One of North County's most anticipated freeways is scheduled to break ground this summer. The final phase of state Route 56, the east-west freeway, will connect North County coastal cities to inland cities, saving motorists time on the roadways.
This long-awaited freeway segment will link Interstates 15 and 5, providing the only such freeway between state Routes 78 and 52. Caltrans has already constructed several miles of the route, at each end of I-5 and I-15.
Working with the city of San Diego, construction crews from both agencies are building this landmark freeway. The city's section of the project from just east of Black Mountain Road to Camino Ruiz interchange is scheduled to be complete in the fall of this year. Improvements by others are being done as part of the development in the area.

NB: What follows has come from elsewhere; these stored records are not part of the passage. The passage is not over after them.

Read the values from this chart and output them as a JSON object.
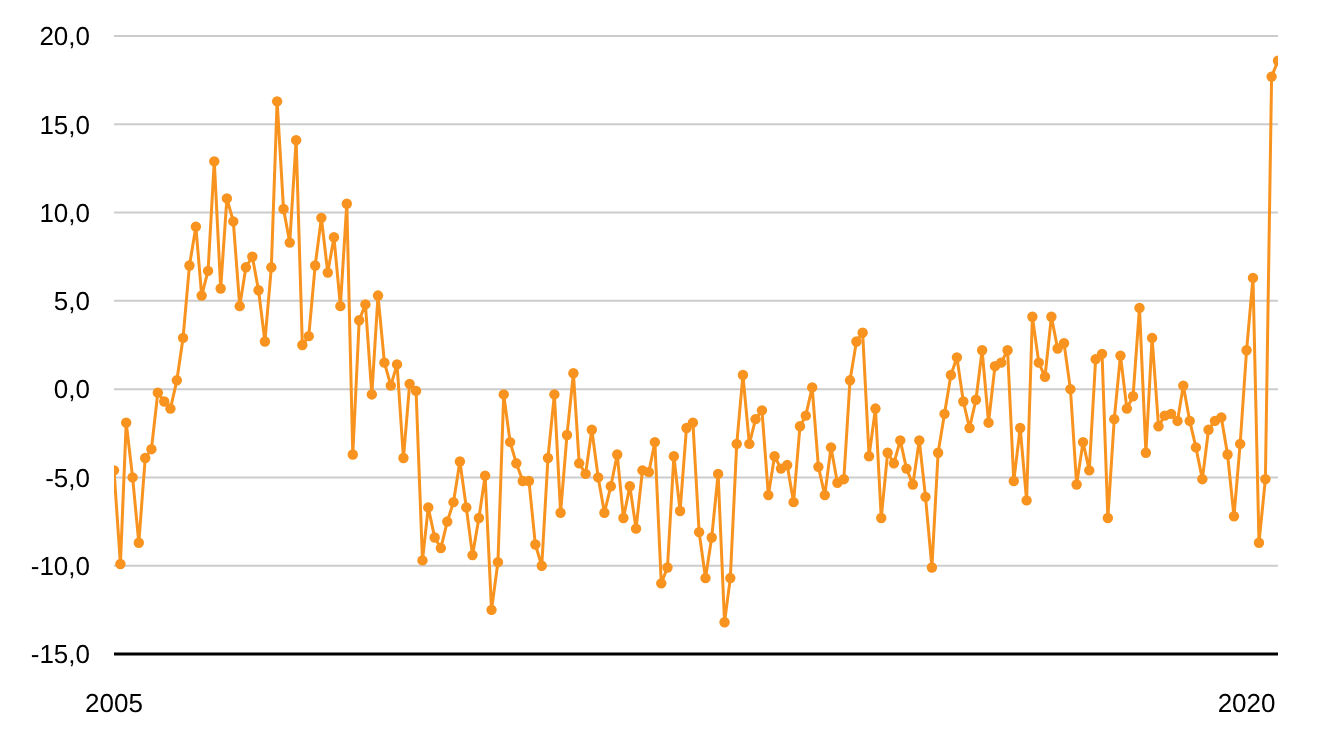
{
  "chart_data": {
    "type": "line",
    "x": [
      "2005-01",
      "2005-02",
      "2005-03",
      "2005-04",
      "2005-05",
      "2005-06",
      "2005-07",
      "2005-08",
      "2005-09",
      "2005-10",
      "2005-11",
      "2005-12",
      "2006-01",
      "2006-02",
      "2006-03",
      "2006-04",
      "2006-05",
      "2006-06",
      "2006-07",
      "2006-08",
      "2006-09",
      "2006-10",
      "2006-11",
      "2006-12",
      "2007-01",
      "2007-02",
      "2007-03",
      "2007-04",
      "2007-05",
      "2007-06",
      "2007-07",
      "2007-08",
      "2007-09",
      "2007-10",
      "2007-11",
      "2007-12",
      "2008-01",
      "2008-02",
      "2008-03",
      "2008-04",
      "2008-05",
      "2008-06",
      "2008-07",
      "2008-08",
      "2008-09",
      "2008-10",
      "2008-11",
      "2008-12",
      "2009-01",
      "2009-02",
      "2009-03",
      "2009-04",
      "2009-05",
      "2009-06",
      "2009-07",
      "2009-08",
      "2009-09",
      "2009-10",
      "2009-11",
      "2009-12",
      "2010-01",
      "2010-02",
      "2010-03",
      "2010-04",
      "2010-05",
      "2010-06",
      "2010-07",
      "2010-08",
      "2010-09",
      "2010-10",
      "2010-11",
      "2010-12",
      "2011-01",
      "2011-02",
      "2011-03",
      "2011-04",
      "2011-05",
      "2011-06",
      "2011-07",
      "2011-08",
      "2011-09",
      "2011-10",
      "2011-11",
      "2011-12",
      "2012-01",
      "2012-02",
      "2012-03",
      "2012-04",
      "2012-05",
      "2012-06",
      "2012-07",
      "2012-08",
      "2012-09",
      "2012-10",
      "2012-11",
      "2012-12",
      "2013-01",
      "2013-02",
      "2013-03",
      "2013-04",
      "2013-05",
      "2013-06",
      "2013-07",
      "2013-08",
      "2013-09",
      "2013-10",
      "2013-11",
      "2013-12",
      "2014-01",
      "2014-02",
      "2014-03",
      "2014-04",
      "2014-05",
      "2014-06",
      "2014-07",
      "2014-08",
      "2014-09",
      "2014-10",
      "2014-11",
      "2014-12",
      "2015-01",
      "2015-02",
      "2015-03",
      "2015-04",
      "2015-05",
      "2015-06",
      "2015-07",
      "2015-08",
      "2015-09",
      "2015-10",
      "2015-11",
      "2015-12",
      "2016-01",
      "2016-02",
      "2016-03",
      "2016-04",
      "2016-05",
      "2016-06",
      "2016-07",
      "2016-08",
      "2016-09",
      "2016-10",
      "2016-11",
      "2016-12",
      "2017-01",
      "2017-02",
      "2017-03",
      "2017-04",
      "2017-05",
      "2017-06",
      "2017-07",
      "2017-08",
      "2017-09",
      "2017-10",
      "2017-11",
      "2017-12",
      "2018-01",
      "2018-02",
      "2018-03",
      "2018-04",
      "2018-05",
      "2018-06",
      "2018-07",
      "2018-08",
      "2018-09",
      "2018-10",
      "2018-11",
      "2018-12",
      "2019-01",
      "2019-02",
      "2019-03",
      "2019-04",
      "2019-05",
      "2019-06",
      "2019-07",
      "2019-08",
      "2019-09",
      "2019-10",
      "2019-11",
      "2019-12",
      "2020-01",
      "2020-02",
      "2020-03",
      "2020-04",
      "2020-05",
      "2020-06"
    ],
    "series": [
      {
        "color": "#f7931e",
        "values": [
          -4.6,
          -9.9,
          -1.9,
          -5.0,
          -8.7,
          -3.9,
          -3.4,
          -0.2,
          -0.7,
          -1.1,
          0.5,
          2.9,
          7.0,
          9.2,
          5.3,
          6.7,
          12.9,
          5.7,
          10.8,
          9.5,
          4.7,
          6.9,
          7.5,
          5.6,
          2.7,
          6.9,
          16.3,
          10.2,
          8.3,
          14.1,
          2.5,
          3.0,
          7.0,
          9.7,
          6.6,
          8.6,
          4.7,
          10.5,
          -3.7,
          3.9,
          4.8,
          -0.3,
          5.3,
          1.5,
          0.2,
          1.4,
          -3.9,
          0.3,
          -0.1,
          -9.7,
          -6.7,
          -8.4,
          -9.0,
          -7.5,
          -6.4,
          -4.1,
          -6.7,
          -9.4,
          -7.3,
          -4.9,
          -12.5,
          -9.8,
          -0.3,
          -3.0,
          -4.2,
          -5.2,
          -5.2,
          -8.8,
          -10.0,
          -3.9,
          -0.3,
          -7.0,
          -2.6,
          0.9,
          -4.2,
          -4.8,
          -2.3,
          -5.0,
          -7.0,
          -5.5,
          -3.7,
          -7.3,
          -5.5,
          -7.9,
          -4.6,
          -4.7,
          -3.0,
          -11.0,
          -10.1,
          -3.8,
          -6.9,
          -2.2,
          -1.9,
          -8.1,
          -10.7,
          -8.4,
          -4.8,
          -13.2,
          -10.7,
          -3.1,
          0.8,
          -3.1,
          -1.7,
          -1.2,
          -6.0,
          -3.8,
          -4.5,
          -4.3,
          -6.4,
          -2.1,
          -1.5,
          0.1,
          -4.4,
          -6.0,
          -3.3,
          -5.3,
          -5.1,
          0.5,
          2.7,
          3.2,
          -3.8,
          -1.1,
          -7.3,
          -3.6,
          -4.2,
          -2.9,
          -4.5,
          -5.4,
          -2.9,
          -6.1,
          -10.1,
          -3.6,
          -1.4,
          0.8,
          1.8,
          -0.7,
          -2.2,
          -0.6,
          2.2,
          -1.9,
          1.3,
          1.5,
          2.2,
          -5.2,
          -2.2,
          -6.3,
          4.1,
          1.5,
          0.7,
          4.1,
          2.3,
          2.6,
          0.0,
          -5.4,
          -3.0,
          -4.6,
          1.7,
          2.0,
          -7.3,
          -1.7,
          1.9,
          -1.1,
          -0.4,
          4.6,
          -3.6,
          2.9,
          -2.1,
          -1.5,
          -1.4,
          -1.8,
          0.2,
          -1.8,
          -3.3,
          -5.1,
          -2.3,
          -1.8,
          -1.6,
          -3.7,
          -7.2,
          -3.1,
          2.2,
          6.3,
          -8.7,
          -5.1,
          17.7,
          18.6
        ]
      }
    ],
    "xlim": [
      "2005-01",
      "2020-06"
    ],
    "xticks": [
      {
        "value": "2005-01",
        "label": "2005"
      },
      {
        "value": "2020-01",
        "label": "2020"
      }
    ],
    "ylim": [
      -15,
      20
    ],
    "yticks": [
      {
        "value": -15,
        "label": "-15,0"
      },
      {
        "value": -10,
        "label": "-10,0"
      },
      {
        "value": -5,
        "label": "-5,0"
      },
      {
        "value": 0,
        "label": "0,0"
      },
      {
        "value": 5,
        "label": "5,0"
      },
      {
        "value": 10,
        "label": "10,0"
      },
      {
        "value": 15,
        "label": "15,0"
      },
      {
        "value": 20,
        "label": "20,0"
      }
    ],
    "grid": "y",
    "marker": "circle",
    "line_style": "solid"
  }
}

The overall five-mile new freeway alignment from Carmel Valley to Rancho Penasquitos will be initially constructed as a four-lane freeway, and will include the completion of the interchange at Black Mountain Road and a bike path running adjacent to the project.
The complete project will consist of a six-lane freeway with a median that would allow for either additional mixed flow lanes, High Occupancy Vehicle (or carpool) lanes or future transit. Two interchanges located at Camino Santa Fe and Camino Ruiz will be added.
Many people in the area have called the state Route 56 project the most environmentally conscious freeway in the area. It is called that because the freeway will be located near a watershed that empties into a protected and beloved lagoon. The highway design, as well as the construction crews, will be working closely with all the resource agencies.
"It has been rather challenging to link two very distinct communities through one of San Diego County's most environmentally-sensitive areas," said Caltrans Project Manager Joe Hull. "In the end, however, this freeway will provide a major link in the regional transportation network called the outer loop."
Commuters and residents on Black Mountain Road, Mira Mesa Boulevard, Miramar Road and Del Dios Highway should see a considerable reduction of traffic congestion. Commuters who use these streets to cross from freeway to freeway will also reduce their out-of-direction travel.
"With all the recent commercial and residential development just off Route 56 near Sorrento Valley Road and the planned residential growth near Black Mountain Road and Ted Williams Parkway, it is obvious that this area is going to continue to grow," Hull said.
Caltrans traffic studies have estimated by the year 2020 between 84,000 and 120,000 vehicles a day will travel this section of highway depending on land use and development within the Pacific Highlands Ranch and Torrey Highlands Planned Urbanizing Areas.
The freeway is scheduled to be open to traffic in the summer of 2004. The estimated cost of the project is $170 million including property acquisition and construction. The project is funded by a combination of state, San Diego Association of Governments, county and city sources, along with funding from the Governors' Traffic Congestion Relief Program (TCRP). The $5.3 billion program is the single largest general fund investment in transportation in state history. The TCRP has helped fund 141 projects statewide.
Manning and Estrada are public information officers at Caltrans.